IRS Scammers (September 2018)

Tax Tips

IRS Scammers

By Michael Aston, E.A.
Alhambra Tax Center

The US Justice Department broke up a large-scale, multinational telephone fraud operation.

Over the past four years -- more than 15,000 victims in the United States lost more than $100,000,000 to the sophisticated IRS scam. And more than 50,000 individuals had their personal information misused (USDOJ statistics).

The money was routed through call centers within India, and wired back to the United States. Eight ringleaders in eight states were sentenced with (up to) 20 years in prison. In addition, 32 contractors located within India have been indicted on wire fraud, money laundering, and other conspiracy charges.

This is only a small win against the scammer, because others are still at full force. To avoid becoming a victim of scammers who claim to be with the IRS…everyone should know how the IRS contacts taxpayers:

·       The IRS does not normally initiate contact with taxpayers by email.

·       The agency does not send text messages or contact people through social media.

·       When the IRS needs to contact a taxpayer, the first contact is normally by letter delivered by U.S. Postal Service. Fraudsters will send fake documents through the mail, and some cases claim they already notified a taxpayer by U.S. mail.

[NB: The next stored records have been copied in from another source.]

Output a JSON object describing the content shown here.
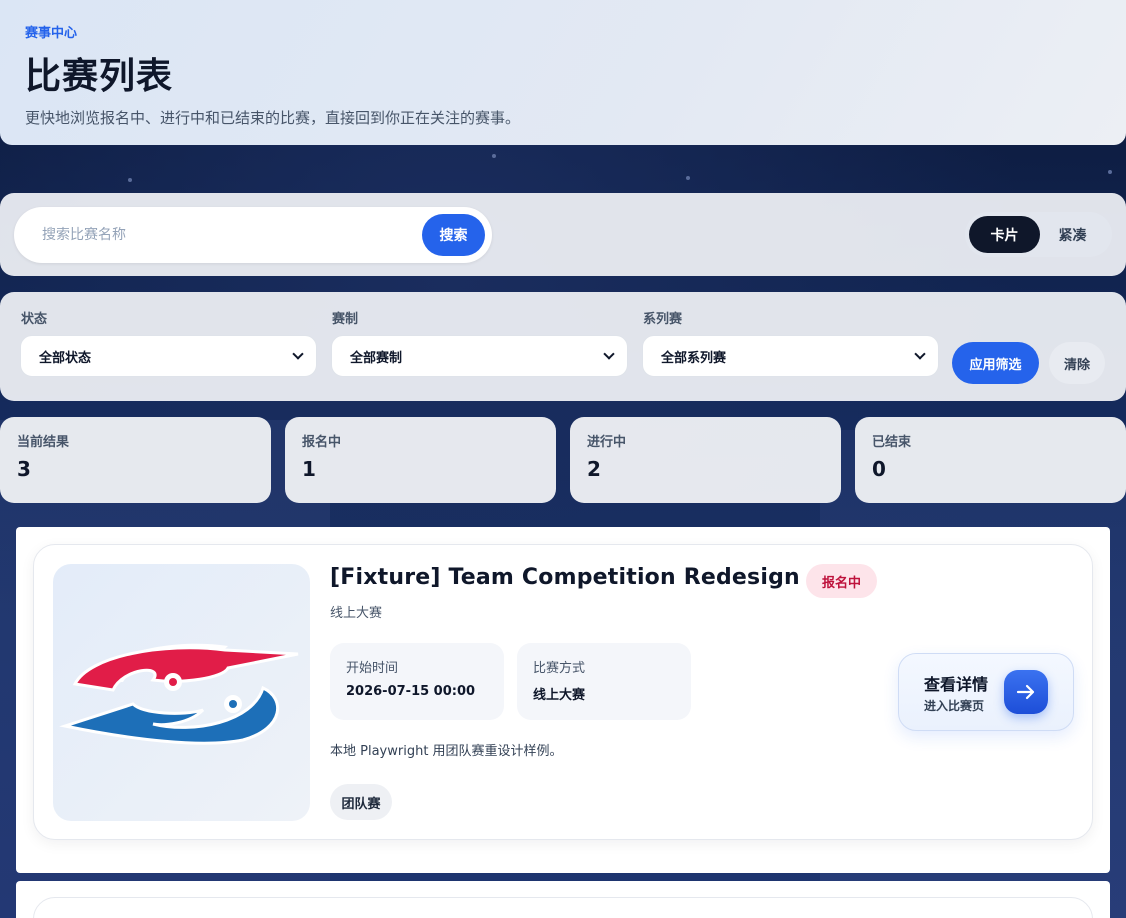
{
  "hero": {
    "eyebrow": "赛事中心",
    "title": "比赛列表",
    "subtitle": "更快地浏览报名中、进行中和已结束的比赛，直接回到你正在关注的赛事。"
  },
  "search": {
    "placeholder": "搜索比赛名称",
    "value": "",
    "button_label": "搜索"
  },
  "view_toggle": {
    "options": [
      "卡片",
      "紧凑"
    ],
    "selected": "卡片"
  },
  "filters": {
    "status": {
      "label": "状态",
      "value": "全部状态"
    },
    "format": {
      "label": "赛制",
      "value": "全部赛制"
    },
    "series": {
      "label": "系列赛",
      "value": "全部系列赛"
    },
    "apply_label": "应用筛选",
    "clear_label": "清除"
  },
  "stats": [
    {
      "label": "当前结果",
      "value": "3"
    },
    {
      "label": "报名中",
      "value": "1"
    },
    {
      "label": "进行中",
      "value": "2"
    },
    {
      "label": "已结束",
      "value": "0"
    }
  ],
  "competitions": [
    {
      "title": "[Fixture] Team Competition Redesign",
      "status_badge": "报名中",
      "subtitle": "线上大赛",
      "start_label": "开始时间",
      "start_value": "2026-07-15 00:00",
      "mode_label": "比赛方式",
      "mode_value": "线上大赛",
      "description": "本地 Playwright 用团队赛重设计样例。",
      "tag": "团队赛",
      "detail_title": "查看详情",
      "detail_sub": "进入比赛页"
    }
  ],
  "colors": {
    "accent": "#2563eb",
    "badge_bg": "#fde4ea",
    "badge_text": "#be123c",
    "dark": "#0f172a"
  }
}
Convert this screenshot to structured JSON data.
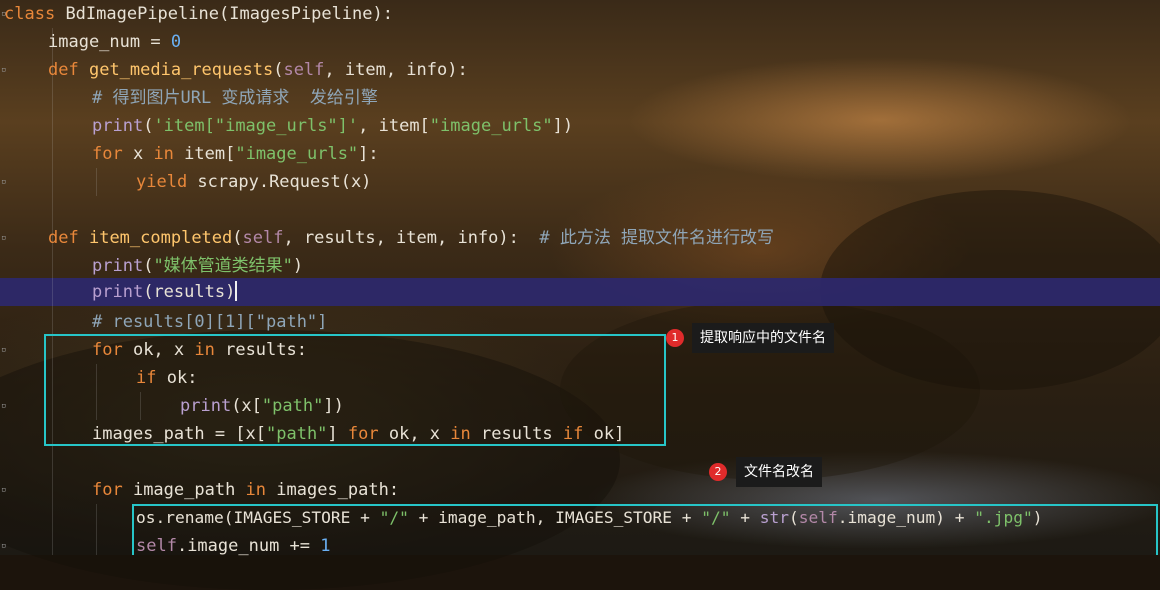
{
  "code": {
    "l1": {
      "kw": "class",
      "name": "BdImagePipeline",
      "paren": "(",
      "base": "ImagesPipeline",
      "end": "):"
    },
    "l2": {
      "name": "image_num",
      "op": " = ",
      "num": "0"
    },
    "l3": {
      "kw": "def",
      "fn": "get_media_requests",
      "p1": "(",
      "self": "self",
      "rest": ", item, info):"
    },
    "l4": {
      "comment": "# 得到图片URL 变成请求  发给引擎"
    },
    "l5": {
      "fn": "print",
      "p1": "(",
      "s1": "'item[\"image_urls\"]'",
      "mid": ", item[",
      "s2": "\"image_urls\"",
      "end": "])"
    },
    "l6": {
      "kw": "for",
      "a": " x ",
      "kw2": "in",
      "b": " item[",
      "s": "\"image_urls\"",
      "end": "]:"
    },
    "l7": {
      "kw": "yield",
      "rest": " scrapy.Request(x)"
    },
    "l9": {
      "kw": "def",
      "fn": "item_completed",
      "p1": "(",
      "self": "self",
      "rest": ", results, item, info):  ",
      "comment": "# 此方法 提取文件名进行改写"
    },
    "l10": {
      "fn": "print",
      "p1": "(",
      "s": "\"媒体管道类结果\"",
      "end": ")"
    },
    "l11": {
      "fn": "print",
      "p1": "(",
      "arg": "results",
      "end": ")"
    },
    "l12": {
      "comment": "# results[0][1][\"path\"]"
    },
    "l13": {
      "kw": "for",
      "a": " ok, x ",
      "kw2": "in",
      "b": " results:"
    },
    "l14": {
      "kw": "if",
      "a": " ok:"
    },
    "l15": {
      "fn": "print",
      "a": "(x[",
      "s": "\"path\"",
      "end": "])"
    },
    "l16": {
      "a": "images_path = [x[",
      "s": "\"path\"",
      "b": "] ",
      "kw": "for",
      "c": " ok, x ",
      "kw2": "in",
      "d": " results ",
      "kw3": "if",
      "e": " ok]"
    },
    "l18": {
      "kw": "for",
      "a": " image_path ",
      "kw2": "in",
      "b": " images_path:"
    },
    "l19": {
      "a": "os.rename(IMAGES_STORE + ",
      "s1": "\"/\"",
      "b": " + image_path, IMAGES_STORE + ",
      "s2": "\"/\"",
      "c": " + ",
      "bi": "str",
      "d": "(",
      "self": "self",
      "e": ".image_num) + ",
      "s3": "\".jpg\"",
      "f": ")"
    },
    "l20": {
      "self": "self",
      "a": ".image_num += ",
      "num": "1"
    }
  },
  "annotations": {
    "a1": {
      "badge": "1",
      "text": "提取响应中的文件名"
    },
    "a2": {
      "badge": "2",
      "text": "文件名改名"
    }
  },
  "colors": {
    "box": "#27c5c8",
    "badge": "#e02b2b",
    "highlight": "#2c286e"
  }
}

·       Depending on the situation, IRS employees may first call or visit with a taxpayer. In some instances, the IRS sends a letter or written notice to a taxpayer in advance.

·       IRS revenue agents or tax compliance officers may call a taxpayer or tax professional after mailing a notice to confirm an appointment or to discuss items for a scheduled audit.

·       Private debt collectors can call taxpayers for the collection of certain inactive tax liabilities, but only after the taxpayer and their representative have received written notice. All payment made to the private debt collectors must be made payable to the Department of Treasury and will not be in the form of gift cards.

·       IRS revenue officers and agents routinely make unannounced visits to a taxpayer’s home or place of business to discuss taxes owed, delinquent tax returns or a business falling behind on payroll tax deposits. IRS revenue officers will request payment of taxes owed by the taxpayer. However, taxpayers should remember that payment will never be requested to a source other than the U.S. Treasury.

·       When visited by someone from the IRS, the taxpayer should always ask for credentials. IRS representatives can always provide two forms of official credentials: a pocket commission and a personal identity verification credential.

Source: How the IRS contacts a taxpayer -- IRS Tax Tip 2018-111.

(S-Corporation and Partnership extension deadline is September 17, 2018.)